For marketing and business strategy specialist Frederico Burlamaqui, this scenario demands a shift in mindset: "Simply assessing campaign success based on click volume is no longer enough. The true value of traffic management lies in connecting investment to strategic indicators such as CAC (Customer Acquisition Cost) and LTV (Lifetime Value). These metrics reveal whether the operation is growing sustainably."
High costs and new challenges
The continued rise in media costs also puts pressure on planning. In some segments, the cost per click has increased by over 20% in the past year. Market projections show that the global growth of digital advertising is expected to slow to just 2.2% in 2025, due to economic uncertainties. "Paid media inflation forces managers to understand the entire funnel and measure not only conversion, but also the quality of the customer acquired," Burlamaqui emphasizes.
Automation and the Limits of AI
Automation tools and artificial intelligence – increasingly present on platforms like Google Ads and Meta Ads – promise to optimise bids and targeting almost autonomously. However, experts warn of the limitations of this automation. "AI can suggest paths, but strategic vision still needs to be human. Only the manager understands nuances like brand positioning, campaign timing, and creative adjustments that make sense for the business," explains Burlamaqui.
Recent academic research confirms this challenge: "privacy-preserving attribution" models, designed to comply with the LGPD and global standards, often introduce biases and hinder accurate conversion measurement. This reinforces the need to balance technology and human analysis.

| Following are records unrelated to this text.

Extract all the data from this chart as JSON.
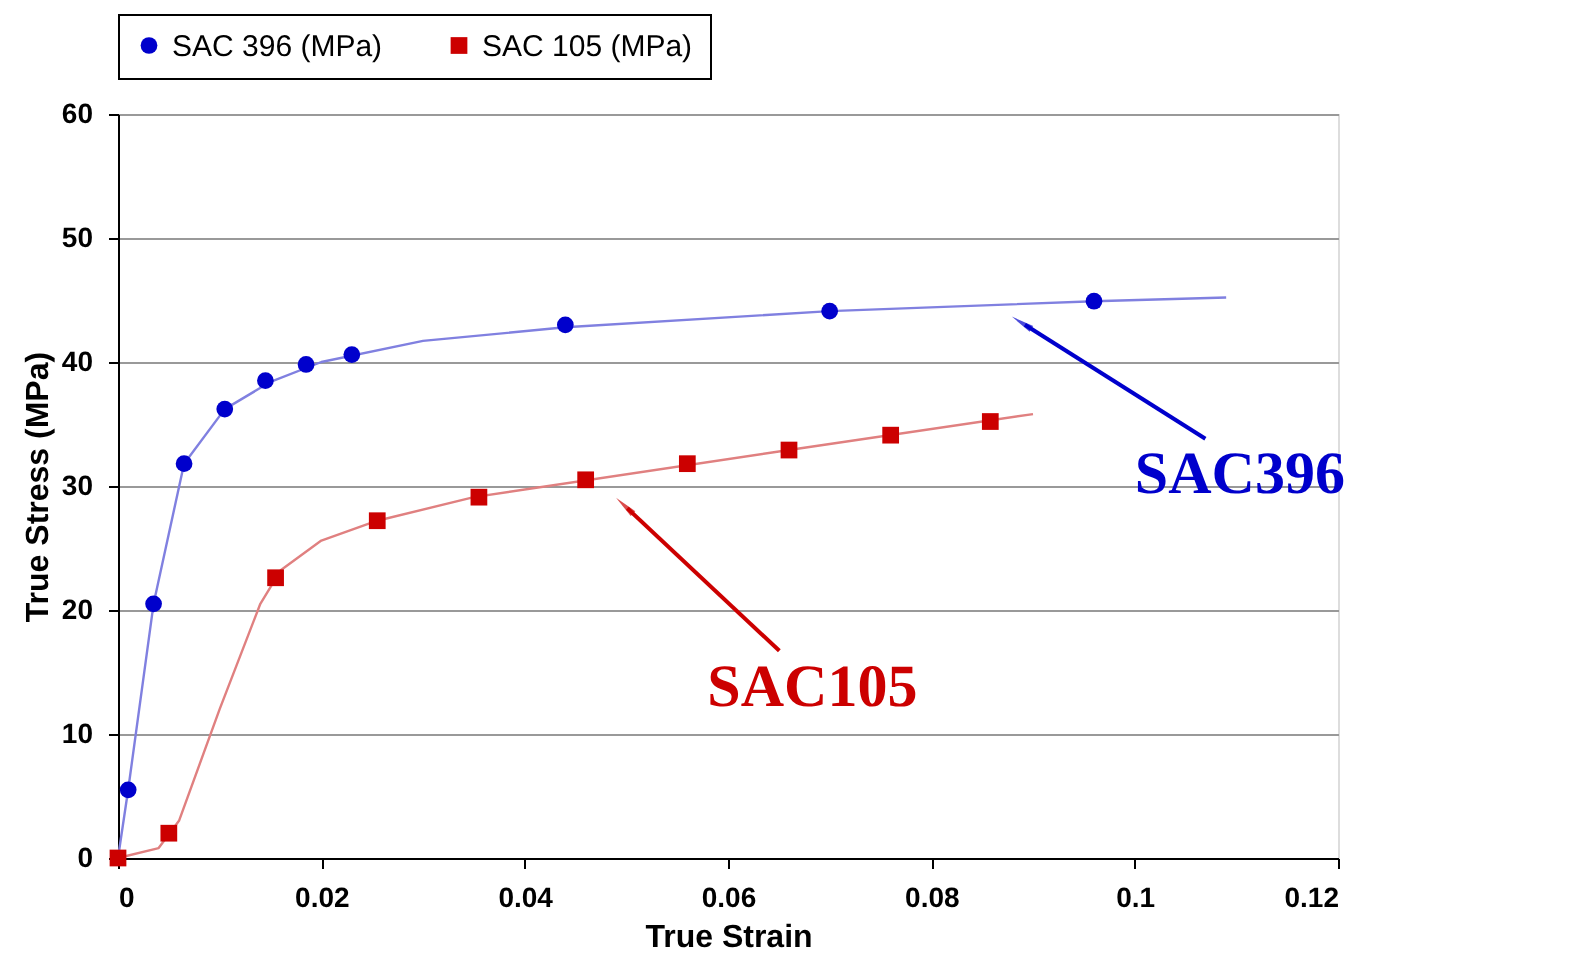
{
  "chart_data": {
    "type": "scatter",
    "xlabel": "True Strain",
    "ylabel": "True Stress (MPa)",
    "xlim": [
      0,
      0.12
    ],
    "xticks": [
      {
        "value": 0,
        "label": "0"
      },
      0.02,
      0.04,
      0.06,
      0.08,
      {
        "value": 0.1,
        "label": "0.1"
      },
      0.12
    ],
    "ylim": [
      0,
      60
    ],
    "yticks": [
      0,
      10,
      20,
      30,
      40,
      50,
      60
    ],
    "grid": "y",
    "legend": "top",
    "series": [
      {
        "name": "SAC 396 (MPa)",
        "color": "#0000cc",
        "marker": "circle",
        "x": [
          0.001,
          0.0035,
          0.0065,
          0.0105,
          0.0145,
          0.0185,
          0.023,
          0.044,
          0.07,
          0.096
        ],
        "values": [
          5.5,
          20.5,
          31.8,
          36.2,
          38.5,
          39.8,
          40.6,
          43.0,
          44.1,
          44.9
        ]
      },
      {
        "name": "SAC 105 (MPa)",
        "color": "#cc0000",
        "marker": "square",
        "x": [
          0,
          0.005,
          0.0155,
          0.0255,
          0.0355,
          0.046,
          0.056,
          0.066,
          0.076,
          0.0858
        ],
        "values": [
          0,
          2,
          22.6,
          27.2,
          29.1,
          30.5,
          31.8,
          32.9,
          34.1,
          35.2
        ]
      },
      {
        "color": "#8080e0",
        "type": "line",
        "marker": "none",
        "line_style": "solid",
        "x": [
          0,
          0.001,
          0.0035,
          0.0065,
          0.0105,
          0.015,
          0.02,
          0.03,
          0.044,
          0.07,
          0.096,
          0.109
        ],
        "values": [
          0,
          5.5,
          20.5,
          31.8,
          36.2,
          38.4,
          40,
          41.7,
          42.8,
          44.1,
          44.9,
          45.2
        ]
      },
      {
        "color": "#e08080",
        "type": "line",
        "marker": "none",
        "line_style": "solid",
        "x": [
          0,
          0.004,
          0.006,
          0.01,
          0.014,
          0.016,
          0.02,
          0.0255,
          0.035,
          0.066,
          0.09
        ],
        "values": [
          0,
          0.8,
          3,
          12,
          20.5,
          23.2,
          25.6,
          27.2,
          29.1,
          32.9,
          35.8
        ]
      }
    ],
    "annotations": [
      {
        "text": "SAC396",
        "x": 0.0892,
        "y": 43.0
      },
      {
        "text": "SAC105",
        "x": 0.0501,
        "y": 28.2
      }
    ]
  }
}
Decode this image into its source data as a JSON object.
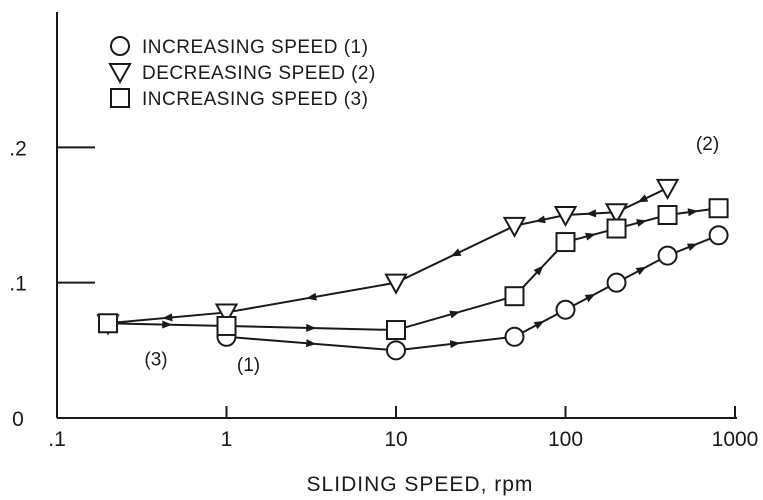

Diversification of channels as a strategy
Another key point is diversification. Relying solely on Google and Meta can be risky in such a dynamic environment. Social commerce, programmatic media, and even new formats on marketplaces and digital influencers are emerging as alternatives to reduce costs and reach audiences in a more targeted way. "We're living in the era of performance marketing 2.0. The click is just the beginning; what truly matters is transforming traffic into real value for the business," concludes Burlamaqui.